Irregular process from CRTC

October saw two irregular process letters from the CRTC that reek of political interference.

On October 7, a letter was sent to Bell, Rogers and TELUS, “calling on Canada’s large cellphone companies to take immediate action to reduce roaming fees.”

The Commission expects Bell Mobility Inc., Rogers Communications Canada Inc., and TELUS Communications Inc. to report back by 4 November 2024 on the concrete steps they are taking to respond to these concerns. If the Commission finds that sufficient action is not taken, it will launch a formal public proceeding.

Another letter dated October 30 was sent to Bell, Cogeco, Eastlink, Northwestel, Rogers, Quebecor, Sasktel, Telebec, and TELUS saying, “It has come to my attention that customers have recently reported being surprised by increases in fees related to their services during their commitment periods and are frustrated at the situation.”

If the actions of service providers negatively impact the price certainty that customers deserve and that the Consumer Protection Codes are designed to ensure, as the Vice President, Consumer, Analytics and Strategy of the CRTC, I will be directing CRTC Staff to determine what regulatory processes need to be launched to create safeguards that will limit these actions on a going forward basis.

Hold on.

In each case, the CRTC reminds the service providers that there are Codes in place that provide certain consumer protections to address the concerns. Yet, the form of the letter is somewhat coercive, threatening new regulatory processes if the service providers don’t fall into line. But, if there is a code of conduct already in place, why send these letters?

Let’s face it. The last thing the CRTC wants to do is launch a substantial regulatory process. The Commission has long recognized the trouble it has with its internal processes.

A year ago, the CRTC’s Action Plan committed to “Make faster and more transparent decisions”. This year’s Strategic Plan is less ambitious on that point, saying instead, “The CRTC will continue to: Issue timely and clear decisions; address the historical backlog of Part 1 applications and post new ones as they are received; and inform Broadband Fund applicants of the status of their application once a decision has been made.”

Look at an example of the CRTC’s Review of the Broadband Fund. The consultation opened more than a year and a half ago. A CRTC director recently was quoted in an industry newsletter: “We hope to have a decision come out probably in the next year or so”. That adds up to three or more years.

With the international roaming letter, the CRTC is seeking a solution for an issue that is no longer a problem.

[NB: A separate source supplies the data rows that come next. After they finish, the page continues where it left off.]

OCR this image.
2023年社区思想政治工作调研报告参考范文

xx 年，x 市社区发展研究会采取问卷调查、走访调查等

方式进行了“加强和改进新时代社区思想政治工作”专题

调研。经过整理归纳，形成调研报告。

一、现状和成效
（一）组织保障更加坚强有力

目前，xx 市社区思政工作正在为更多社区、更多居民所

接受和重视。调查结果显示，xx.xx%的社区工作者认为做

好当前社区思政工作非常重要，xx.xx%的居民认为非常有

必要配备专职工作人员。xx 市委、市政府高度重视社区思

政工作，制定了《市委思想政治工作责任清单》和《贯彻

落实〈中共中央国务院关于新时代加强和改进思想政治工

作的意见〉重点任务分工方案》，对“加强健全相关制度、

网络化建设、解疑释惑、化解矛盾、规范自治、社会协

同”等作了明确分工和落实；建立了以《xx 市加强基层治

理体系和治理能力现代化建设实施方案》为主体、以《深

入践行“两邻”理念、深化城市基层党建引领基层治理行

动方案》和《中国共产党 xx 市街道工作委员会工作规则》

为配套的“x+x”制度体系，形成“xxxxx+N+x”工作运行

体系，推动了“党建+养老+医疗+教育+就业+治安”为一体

The marketplace has already provided a wide range of options. As I described a few weeks ago, consumers already have access to plans that include roaming to many of the most popular destinations. Freedom Mobile has plans available that include data as well as unlimited talk and text for roaming in 92 countries. There are add-on passes that provide similar access for up to 101 countries for as little as $30 for 30 days.

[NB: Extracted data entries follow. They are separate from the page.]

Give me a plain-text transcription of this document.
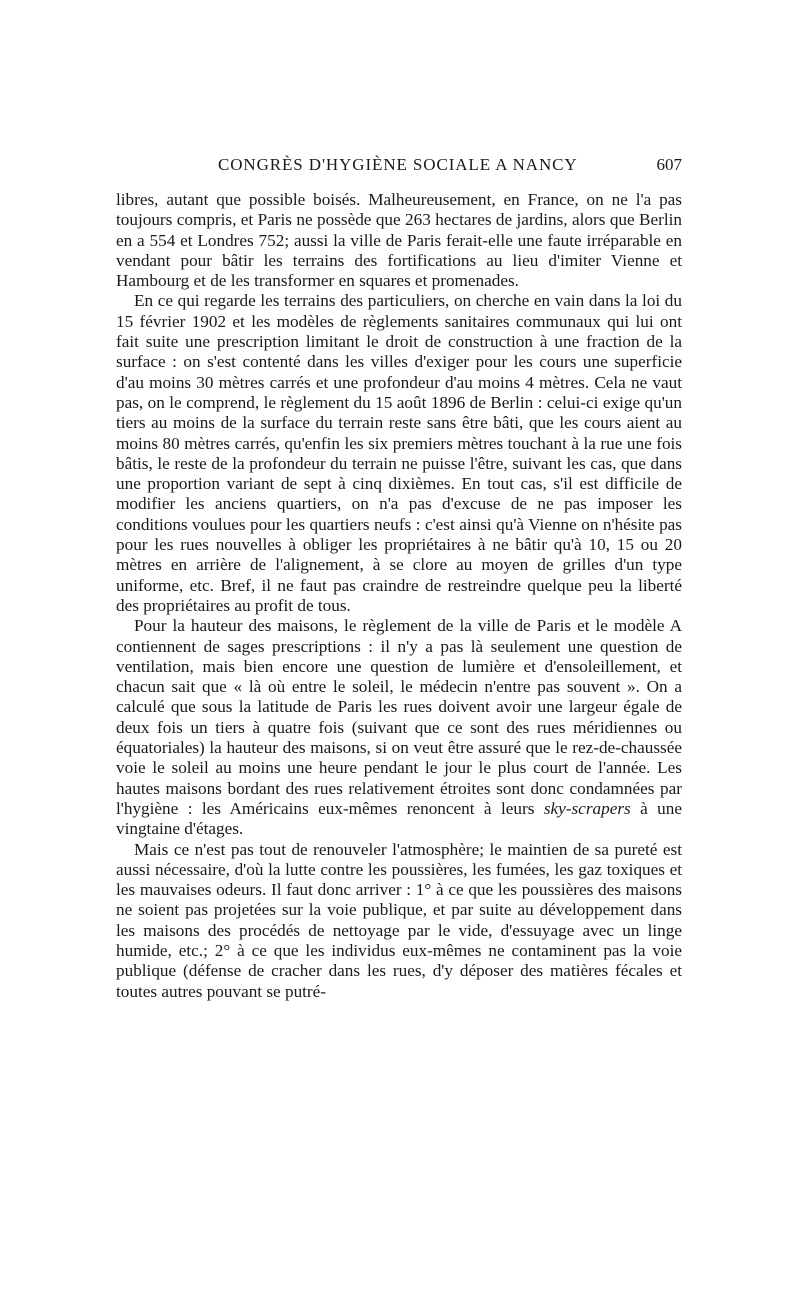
CONGRÈS D'HYGIÈNE SOCIALE A NANCY	607

libres, autant que possible boisés. Malheureusement, en France, on ne l'a pas toujours compris, et Paris ne possède que 263 hectares de jardins, alors que Berlin en a 554 et Londres 752; aussi la ville de Paris ferait-elle une faute irréparable en vendant pour bâtir les terrains des fortifications au lieu d'imiter Vienne et Hambourg et de les transformer en squares et promenades.

En ce qui regarde les terrains des particuliers, on cherche en vain dans la loi du 15 février 1902 et les modèles de règlements sanitaires communaux qui lui ont fait suite une prescription limitant le droit de construction à une fraction de la surface : on s'est contenté dans les villes d'exiger pour les cours une superficie d'au moins 30 mètres carrés et une profondeur d'au moins 4 mètres. Cela ne vaut pas, on le comprend, le règlement du 15 août 1896 de Berlin : celui-ci exige qu'un tiers au moins de la surface du terrain reste sans être bâti, que les cours aient au moins 80 mètres carrés, qu'enfin les six premiers mètres touchant à la rue une fois bâtis, le reste de la profondeur du terrain ne puisse l'être, suivant les cas, que dans une proportion variant de sept à cinq dixièmes. En tout cas, s'il est difficile de modifier les anciens quartiers, on n'a pas d'excuse de ne pas imposer les conditions voulues pour les quartiers neufs : c'est ainsi qu'à Vienne on n'hésite pas pour les rues nouvelles à obliger les propriétaires à ne bâtir qu'à 10, 15 ou 20 mètres en arrière de l'alignement, à se clore au moyen de grilles d'un type uniforme, etc. Bref, il ne faut pas craindre de restreindre quelque peu la liberté des propriétaires au profit de tous.

Pour la hauteur des maisons, le règlement de la ville de Paris et le modèle A contiennent de sages prescriptions : il n'y a pas là seulement une question de ventilation, mais bien encore une question de lumière et d'ensoleillement, et chacun sait que « là où entre le soleil, le médecin n'entre pas souvent ». On a calculé que sous la latitude de Paris les rues doivent avoir une largeur égale de deux fois un tiers à quatre fois (suivant que ce sont des rues méridiennes ou équatoriales) la hauteur des maisons, si on veut être assuré que le rez-de-chaussée voie le soleil au moins une heure pendant le jour le plus court de l'année. Les hautes maisons bordant des rues relativement étroites sont donc condamnées par l'hygiène : les Américains eux-mêmes renoncent à leurs sky-scrapers à une vingtaine d'étages.

Mais ce n'est pas tout de renouveler l'atmosphère; le maintien de sa pureté est aussi nécessaire, d'où la lutte contre les poussières, les fumées, les gaz toxiques et les mauvaises odeurs. Il faut donc arriver : 1° à ce que les poussières des maisons ne soient pas projetées sur la voie publique, et par suite au développement dans les maisons des procédés de nettoyage par le vide, d'essuyage avec un linge humide, etc.; 2° à ce que les individus eux-mêmes ne contaminent pas la voie publique (défense de cracher dans les rues, d'y déposer des matières fécales et toutes autres pouvant se putré-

Both of the October letters refer to consumer Codes put in place by the CRTC. As noted in the October 30 letter, “The Consumer Protection Codes are designed to rebalance the relationship between customers and their service providers – to empower them in these relationships.”

Is the CRTC now saying that these Codes have been ineffective?

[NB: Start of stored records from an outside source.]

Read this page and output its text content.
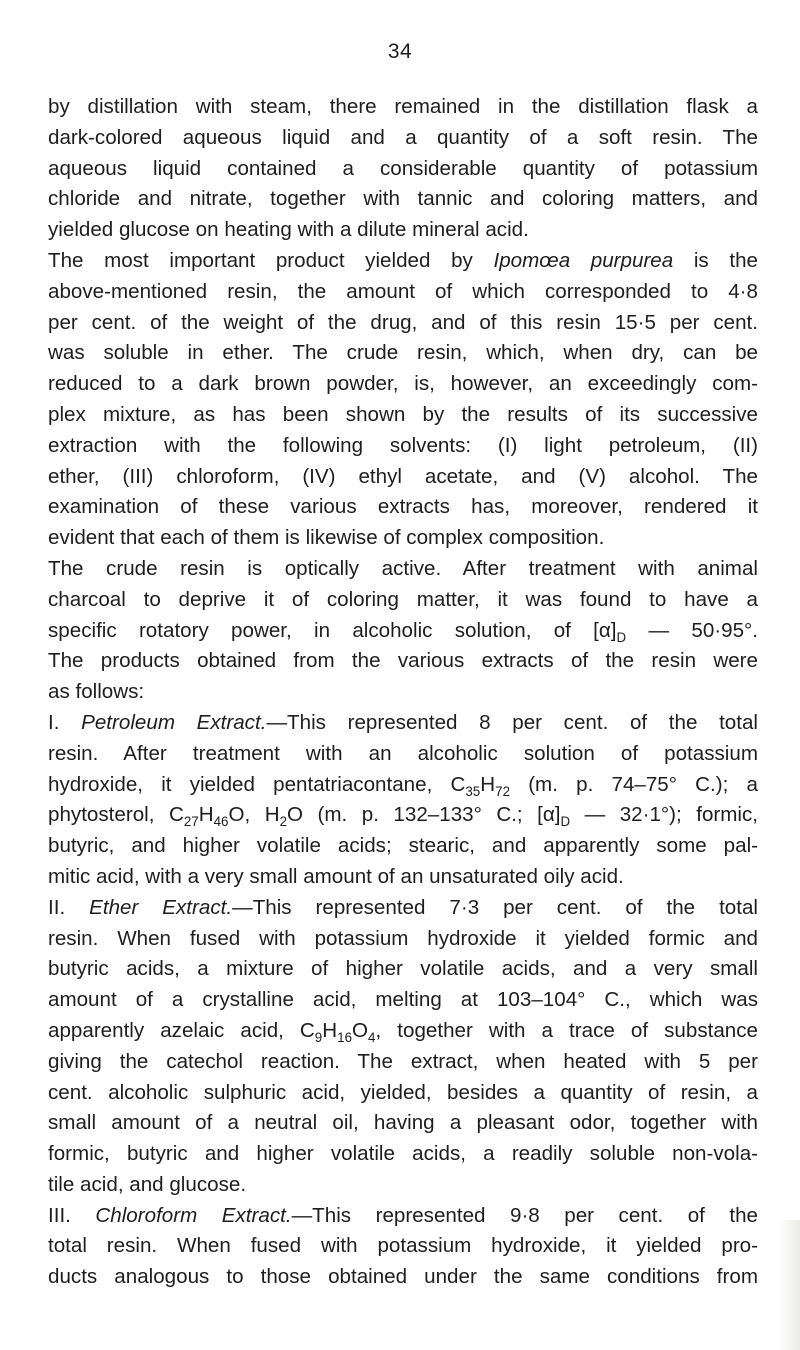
34
by distillation with steam, there remained in the distillation flask a
dark-colored aqueous liquid and a quantity of a soft resin. The
aqueous liquid contained a considerable quantity of potassium
chloride and nitrate, together with tannic and coloring matters, and
yielded glucose on heating with a dilute mineral acid.
The most important product yielded by Ipomœa purpurea is the
above-mentioned resin, the amount of which corresponded to 4·8
per cent. of the weight of the drug, and of this resin 15·5 per cent.
was soluble in ether. The crude resin, which, when dry, can be
reduced to a dark brown powder, is, however, an exceedingly com-
plex mixture, as has been shown by the results of its successive
extraction with the following solvents: (I) light petroleum, (II)
ether, (III) chloroform, (IV) ethyl acetate, and (V) alcohol. The
examination of these various extracts has, moreover, rendered it
evident that each of them is likewise of complex composition.
The crude resin is optically active. After treatment with animal
charcoal to deprive it of coloring matter, it was found to have a
specific rotatory power, in alcoholic solution, of $[\alpha]_D$ — 50·95°.
The products obtained from the various extracts of the resin were
as follows:
I. Petroleum Extract.—This represented 8 per cent. of the total
resin. After treatment with an alcoholic solution of potassium
hydroxide, it yielded pentatriacontane, $C_{35}H_{72}$ (m. p. 74–75° C.); a
phytosterol, $C_{27}H_{46}O$, $H_2O$ (m. p. 132–133° C.; $[\alpha]_D$ — 32·1°); formic,
butyric, and higher volatile acids; stearic, and apparently some pal-
mitic acid, with a very small amount of an unsaturated oily acid.
II. Ether Extract.—This represented 7·3 per cent. of the total
resin. When fused with potassium hydroxide it yielded formic and
butyric acids, a mixture of higher volatile acids, and a very small
amount of a crystalline acid, melting at 103–104° C., which was
apparently azelaic acid, $C_9H_{16}O_4$, together with a trace of substance
giving the catechol reaction. The extract, when heated with 5 per
cent. alcoholic sulphuric acid, yielded, besides a quantity of resin, a
small amount of a neutral oil, having a pleasant odor, together with
formic, butyric and higher volatile acids, a readily soluble non-vola-
tile acid, and glucose.
III. Chloroform Extract.—This represented 9·8 per cent. of the
total resin. When fused with potassium hydroxide, it yielded pro-
ducts analogous to those obtained under the same conditions from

The CRTC established the CCTS – the Commission for the Commission for Complaints for Telecom-television Services to deal with violations. Has CCTS been unable to deal with Code violations? If not, what motivated the irregular process letters?

Was the press release issued late in the day on November 5 supposed to make us think consumers just don’t know about the CCTS?

As a quasi-judicial body, the CRTC has to adhere to the rule of law, “a principle of governance in which all persons, institutions and entities, public and private … are accountable to laws that are publicly promulgated, equally enforced and independently adjudicated.” As the Supreme Court of Canada has written, “At its most basic level, the rule of law vouchsafes to the citizens and residents of the country a stable, predictable and ordered society in which to conduct their affairs. It provides a shield for individuals from arbitrary state action.”

The not-so-veiled threats in the Commission letters appear to be opening an irregular process to deal with political concerns. There are Codes already in place, and there are established offices and processes to deal with violations. If the CRTC is seeking to modify those Codes, it must conduct a public review through its consultation process.

The tone, and the approach, in the two October CRTC letters struck me as unusual for a body that describes itself as “an administrative tribunal that operates at arm’s length from the federal government”.

Lately, the length of those arms seem to be a lot shorter.